Он поднес ее руку к своим губам.

— Я люблю тебя, Набиля. Мне не нужна никакая другая женщина. Если сейчас родится дочь, значит, в следующий раз Аллах непременно подарит нам сына.

— Следующего раза не будет, — возразила она. — Твой отец дал слово принцу.

— Значит, придется уехать из страны. Можно будет поселиться в Англии, где я окончил колледж и оставил кучу друзей.

— Нет, Шамир. Твое место дома, ты нужен своему народу. Уже сейчас все, чему ты научился, приносит огромную пользу. Никто и подумать не мог, что от привезенного тобой из Англии генератора для освещения хирургической палаты будет один шаг до основания компании, снабжающей теперь электричеством всю страну.

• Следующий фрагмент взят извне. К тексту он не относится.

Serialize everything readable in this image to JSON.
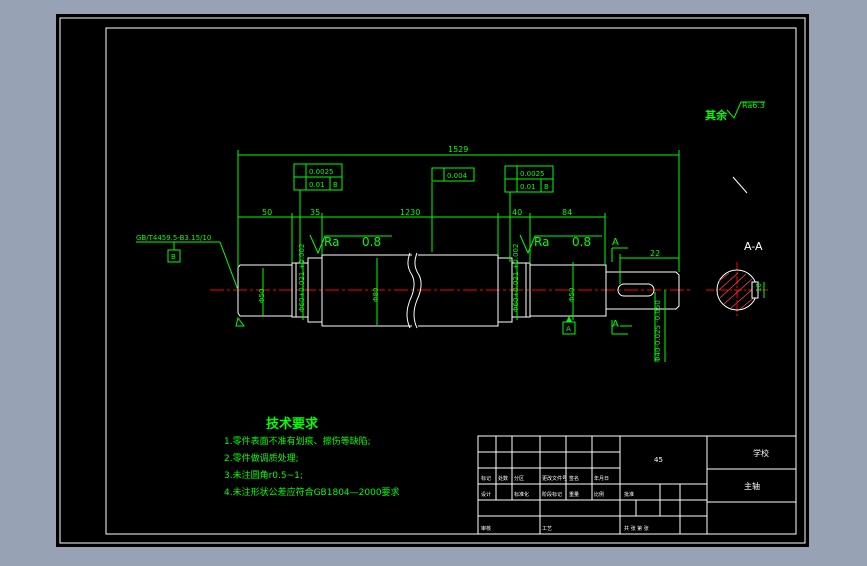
{
  "drawing": {
    "surface_note": "其余",
    "surface_roughness": "Ra6.3",
    "overall_length": "1529",
    "dims_top": [
      "50",
      "35",
      "1230",
      "40",
      "84"
    ],
    "dim_22": "22",
    "keyway_dim": "10",
    "gdt_left": {
      "row1": "0.0025",
      "row2_tol": "0.01",
      "row2_ref": "B"
    },
    "gdt_mid": {
      "row1": "0.004"
    },
    "gdt_right": {
      "row1": "0.0025",
      "row2_tol": "0.01",
      "row2_ref": "B"
    },
    "center_hole_label": "GB/T4459.5-B3.15/10",
    "datum_b": "B",
    "datum_a": "A",
    "ra_left": "Ra",
    "ra_left_value": "0.8",
    "ra_right": "Ra",
    "ra_right_value": "0.8",
    "section_mark_a": "A",
    "section_title": "A-A",
    "dia_left_end": "Φ50",
    "dia_left_bearing": "Φ60+0.021 +0.002",
    "dia_main": "Φ80",
    "dia_right_bearing": "Φ60+0.021 +0.002",
    "dia_right_mid": "Φ50",
    "dia_right_end": "Φ40-0.025 -0.050"
  },
  "requirements": {
    "title": "技术要求",
    "items": [
      "1.零件表面不准有划痕、擦伤等缺陷;",
      "2.零件做调质处理;",
      "3.未注圆角r0.5~1;",
      "4.未注形状公差应符合GB1804—2000要求"
    ]
  },
  "title_block": {
    "material_code": "45",
    "school": "学校",
    "part_name": "主轴",
    "row_labels": [
      "标记",
      "处数",
      "分区",
      "更改文件号",
      "签名",
      "年月日"
    ],
    "row2_labels": [
      "设计",
      "标准化",
      "阶段标记",
      "重量",
      "比例"
    ],
    "row3_labels": [
      "审核",
      "工艺",
      "批准",
      "共 张 第 张"
    ],
    "sheet_text": "共  张  第  张"
  }
}
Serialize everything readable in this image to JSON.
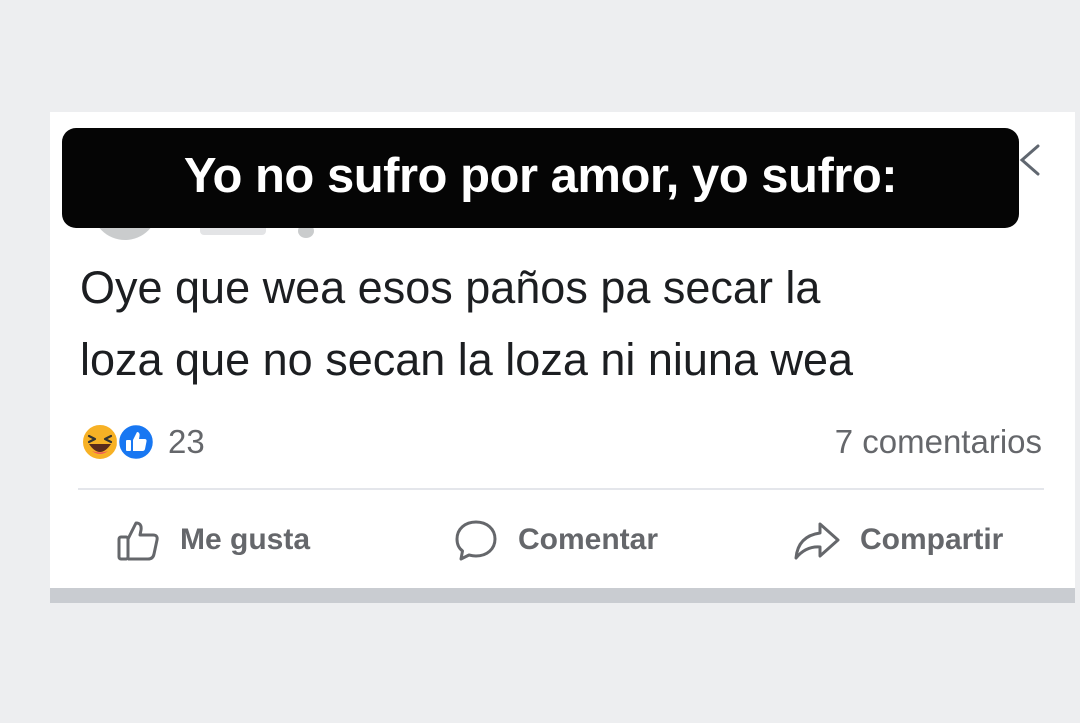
{
  "caption": "Yo no sufro por amor, yo sufro:",
  "post": {
    "text_line1": "Oye que wea esos paños pa secar la",
    "text_line2": "loza que no secan la loza ni niuna wea"
  },
  "reactions": {
    "icons": [
      "laughing-emoji-icon",
      "thumbs-up-like-icon"
    ],
    "count": "23",
    "comments": "7 comentarios"
  },
  "actions": {
    "like": "Me gusta",
    "comment": "Comentar",
    "share": "Compartir"
  },
  "colors": {
    "background": "#edeef0",
    "card": "#ffffff",
    "caption_bg": "#050505",
    "secondary_text": "#65676b",
    "like_blue": "#1877f2",
    "haha_yellow": "#f7b125"
  }
}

— Что принесло нашему роду еще большее богатство, — добавил он, — в котором мы не так уж и нуждаемся: ведь у нас и без того все есть.

— Ты — единственный, кто поставил деньги и знания на службу добру и прогрессу своего народа. Нет, Шамир, тебе нельзя уезжать.

Доктор хранил молчание.

— Обещай мне, — она вперила в него напряженный взгляд, — что, если родится девочка, ты позволишь мне умереть. Без тебя для меня нет жизни.

— Это самум, — через силу выговорил Аль Фей. — У меня нет другого объяснения для бредовой мысли, зародившейся в твоей голове.

Набиля отвела взгляд.

— Нет, Шамир, это не самум. Это начинаются схватки.

— Ты уверена?

По его расчетам, ей оставалось носить еще около трех недель.